The Blue Sword - Robin McKinley

This is amongst my favorite books of all time.  I rank it up there with Anne McCaffery's The Dragon Riders of Pern and Jane Austin's Pride and Prejudice.  Something about this book draws me. 

Harry is a girl who has often felt alone and out of place in the world, and even more so after the death of her father and her move to the dry, dusty and reddish Darian desert far from the wet and green world she is familiar with.  She feels out of place not because of the Desert which calls to her, but because of who she is.  She feels awkward in her own skin.  No great beauty, taller than fashion permits, and just different from her surroundings.  I think many a teen girl, and I was such a teen girl when I first read this book, can identify with this feeling. 

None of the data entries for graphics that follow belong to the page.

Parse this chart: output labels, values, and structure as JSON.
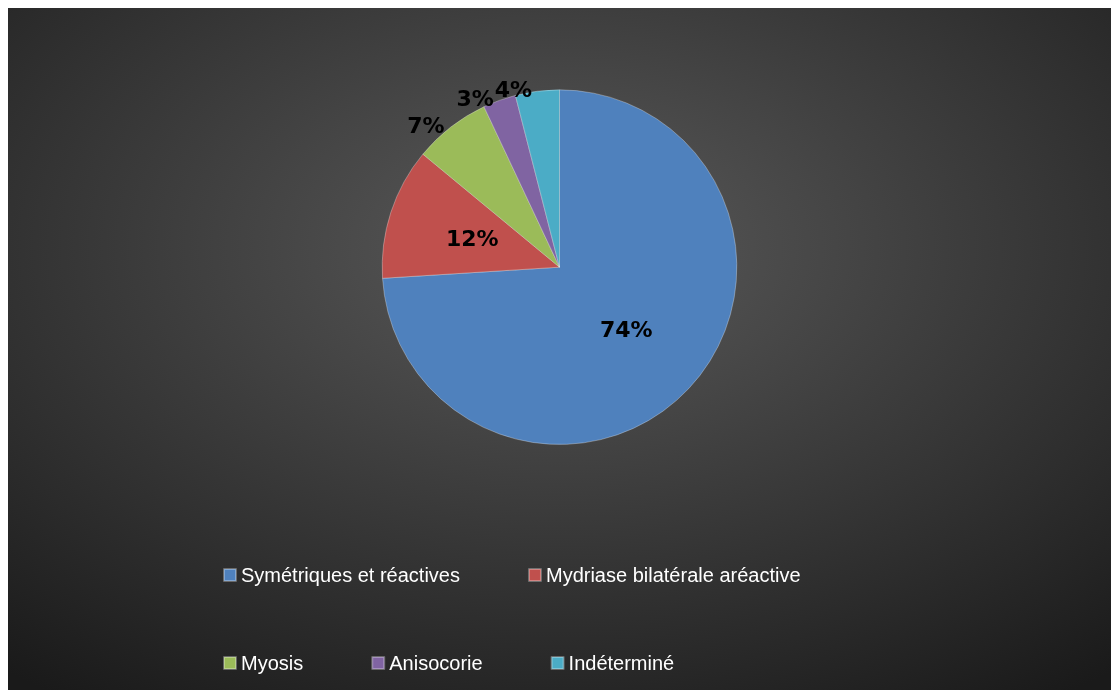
{
  "chart_data": {
    "type": "pie",
    "categories": [
      "Symétriques et réactives",
      "Mydriase bilatérale aréactive",
      "Myosis",
      "Anisocorie",
      "Indéterminé"
    ],
    "values": [
      74,
      12,
      7,
      3,
      4
    ],
    "colors": [
      "#4f81bd",
      "#c0504d",
      "#9bbb59",
      "#8064a2",
      "#4bacc6"
    ],
    "value_labels": [
      "74%",
      "12%",
      "7%",
      "3%",
      "4%"
    ],
    "legend": "bottom"
  }
}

But more than that I can identify with Harry, I like Harry.  She is different, and although she tries to bridle her difference and be content with her lot, she doesn't surrender to it.  And when she is taken from all that is familiar - kind people who love and care about her, and forced into a foreign world, she doesn't curl up and become useless, she strives to grow and learns to understand her difference.

When duty calls to her, she is not afraid to abandon the person she loves to do what she must.  She is strong and brave, and it shows deeply when she returns to the man she abandoned afr
aid of his rejection, but returning all the same to face the music, so to speak. 

I love this book.  I like the world it is set in.  I like the magic that inhabits this world, and most of all, I like the characters who are flawed, but willing to learn and grow. 

Still after all these years, a favorite of mine.  I have read this book at least a two dozen times over the last 30 years, and like an old, well loved friend, it is there to greet me each and every time, I open its cover.